James Stone was disturbed by the things he had seen while working at the Rocky Flats nuclear weapons plant, including overflowing hazardous waste “lagoons” and a plan to stabilize toxic wastes by mixing them with cement.
The engineer took 2,300 pages of documents to the FBI in 1987 and was a driving force behind the agency’s raid of the plant, which ultimately resulted in defense contractor Rockwell International pleading guilty to 10 environmental crimes and paying $18.5 million in fines.
A 6-2 decision by the U.S. Supreme Court Tuesday that cut him out of sharing in $4.2 million in civil penalties assessed against Rockwell is an affront to the legacy of the 82-year-old, now suffering from Alzheimer’s, whose career was ruined by his decision to step forward. But more than that, the court’s strict definition of who is an “original source,” a prerequisite to bringing a federal whistleblower lawsuit, could discourage others from calling attention to government waste and fraud.
“Fewer whistleblowers are going to come forward to take action,” predicted James Moorman, president of Taxpayers Against Fraud, a non-profit that guides whistleblowers and lawyers.

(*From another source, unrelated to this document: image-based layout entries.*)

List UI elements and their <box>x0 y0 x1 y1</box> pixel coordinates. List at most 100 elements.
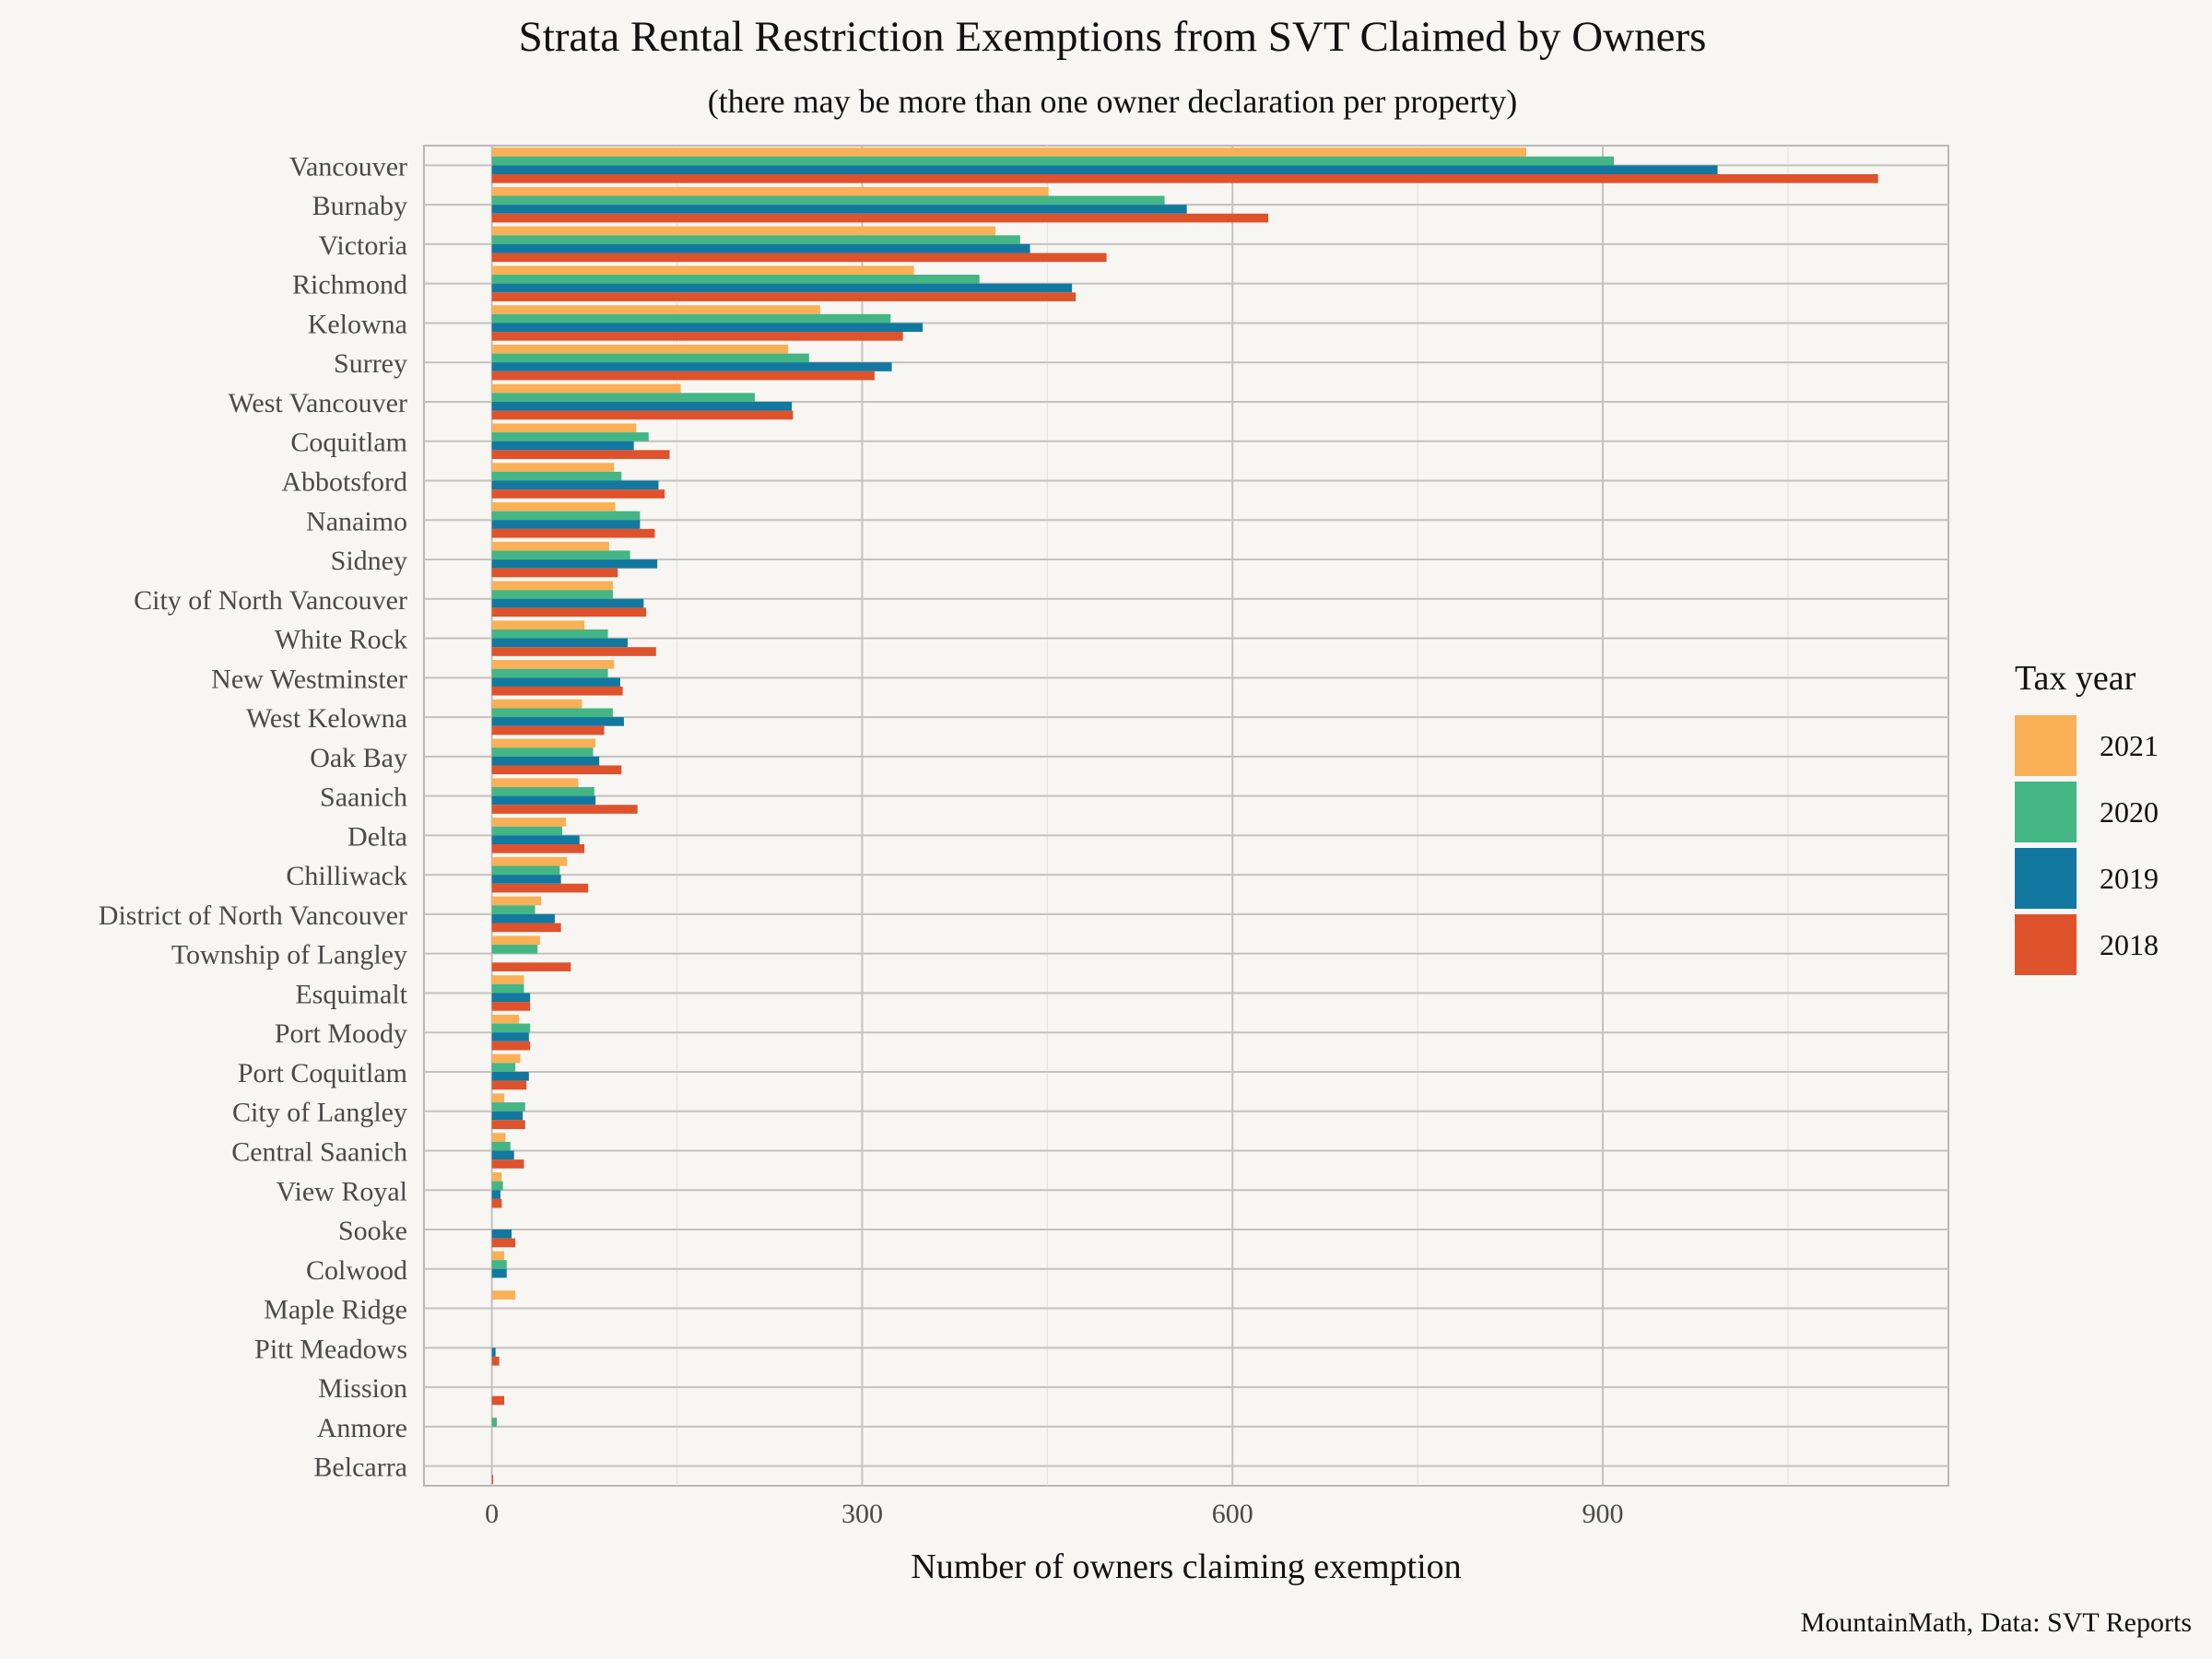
bar <box>491 795 596 806</box>
bar <box>491 699 582 709</box>
y-tick-label: Coquitlam <box>290 428 407 458</box>
bar <box>491 945 538 954</box>
bar <box>491 450 670 459</box>
bar <box>491 1014 520 1024</box>
bar <box>491 1347 496 1357</box>
bar <box>491 581 613 591</box>
x-axis-tick-labels: 0 300 600 900 <box>485 1499 1623 1529</box>
plot-panel <box>423 145 1949 1487</box>
bar <box>491 1198 502 1208</box>
legend-key <box>2015 715 2077 776</box>
x-tick-label: 300 <box>841 1499 883 1529</box>
y-tick-label: West Kelowna <box>246 703 407 734</box>
bar <box>491 1053 521 1064</box>
bar <box>491 305 820 314</box>
bar <box>491 423 637 433</box>
bars-layer <box>491 147 1878 1484</box>
chart-title: Strata Rental Restriction Exemptions fro… <box>519 13 1707 61</box>
bar <box>491 541 609 551</box>
legend-key <box>2015 848 2077 909</box>
legend-key <box>2015 782 2077 842</box>
bar <box>491 717 624 726</box>
bar <box>491 401 793 411</box>
y-tick-label: Surrey <box>334 348 407 379</box>
bar <box>491 598 644 608</box>
bar <box>491 235 1020 244</box>
bar <box>491 738 596 748</box>
legend-title: Tax year <box>2015 659 2136 698</box>
bar <box>491 410 794 420</box>
bar <box>491 265 914 276</box>
y-tick-label: Delta <box>347 821 407 852</box>
y-tick-label: Kelowna <box>308 309 407 339</box>
bar <box>491 550 630 560</box>
y-tick-label: New Westminster <box>211 664 407 694</box>
x-tick-label: 0 <box>485 1499 499 1529</box>
y-tick-label: View Royal <box>276 1176 407 1206</box>
bar <box>491 835 580 845</box>
y-tick-label: Central Saanich <box>231 1137 407 1168</box>
bar <box>491 1475 493 1484</box>
bar <box>491 620 585 629</box>
y-tick-label: Chilliwack <box>286 861 407 891</box>
bar <box>491 1133 506 1142</box>
bar <box>491 660 615 669</box>
legend-label: 2021 <box>2100 729 2159 762</box>
bar <box>491 186 1049 196</box>
bar <box>491 1230 512 1239</box>
bar <box>491 243 1030 253</box>
x-tick-label: 600 <box>1212 1499 1253 1529</box>
y-axis-tick-labels: Vancouver Burnaby Victoria Richmond Kelowna S… <box>99 151 408 1482</box>
bar <box>491 1238 516 1248</box>
y-tick-label: District of North Vancouver <box>99 900 407 931</box>
bar <box>491 983 524 994</box>
bar <box>491 463 615 472</box>
bar <box>491 1172 502 1182</box>
y-tick-label: City of Langley <box>232 1098 407 1128</box>
bar <box>491 1032 529 1041</box>
bar <box>491 708 613 718</box>
bar <box>491 393 755 402</box>
bar <box>491 1418 498 1427</box>
bar <box>491 383 681 394</box>
bar <box>491 905 535 914</box>
bar <box>491 875 561 884</box>
bar <box>491 226 996 236</box>
y-tick-label: Township of Langley <box>171 940 407 971</box>
bar <box>491 778 579 787</box>
bar <box>491 844 585 853</box>
y-tick-label: Saanich <box>320 782 407 813</box>
y-tick-label: Abbotsford <box>281 467 407 498</box>
bar <box>491 975 524 984</box>
bar <box>491 432 649 441</box>
bar <box>491 489 665 499</box>
bar <box>491 1190 501 1199</box>
bar <box>491 677 620 687</box>
chart-subtitle: (there may be more than one owner declar… <box>708 83 1518 120</box>
bar <box>491 1111 524 1121</box>
bar <box>491 205 1187 214</box>
bar <box>491 826 562 836</box>
y-tick-label: Victoria <box>319 230 408 261</box>
y-tick-label: Nanaimo <box>306 506 407 536</box>
bar <box>491 1260 507 1269</box>
legend-key <box>2015 914 2077 975</box>
y-tick-label: Anmore <box>317 1413 407 1443</box>
bar <box>491 441 634 451</box>
bar <box>491 590 613 599</box>
legend-label: 2020 <box>2100 795 2159 829</box>
bar <box>491 253 1107 263</box>
bar <box>491 195 1165 206</box>
bar <box>491 818 567 827</box>
bar <box>491 913 555 924</box>
bar <box>491 1120 525 1129</box>
y-tick-label: Burnaby <box>312 191 407 221</box>
bar <box>491 313 891 324</box>
y-tick-label: Esquimalt <box>295 979 407 1009</box>
bar <box>491 1290 516 1300</box>
bar <box>491 647 656 656</box>
bar <box>491 856 568 866</box>
y-tick-label: Port Moody <box>275 1018 407 1049</box>
bar <box>491 520 641 529</box>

The False Claims Act is a tool that has been used to recover billions stolen by government contractors. It includes a provision that allows citizens who know of fraud to sue contractors on behalf of the government. The citizen, who must have original knowledge of fraud, as opposed to, say, reading about it in the newspaper, can share in any funds recovered.
In 1999, Stone won a $4.2 million judgment against the contractor. He had sued along with the federal government to recover environmental cleanup costs and bonuses paid to Rockwell. As part of the lawsuit, he produced a 1982 order he had written in which he explained how mixing toxins in cement to create solid blocks “would result in an unstable mixture that would later deteriorate and cause unwanted release of toxic wastes to the environment.” The so-called pondcrete blocks ultimately caused significant pollution at the site northwest of Denver.
After 18 years of legal wrangling in several different courts, the Supreme Court decided that Stone’s prediction that the plan to mix toxins with cement would fail wasn’t the same as knowing it had. The justices also took issue with Stone’s explanation of how the failure would occur, which wasn’t exact.
The decision is a sad final note to what was, by all accounts, an honorable course of action by a man with the best intentions. Congress should revisit this law to ensure that whistleblowers like Stone are treated more fairly in the future.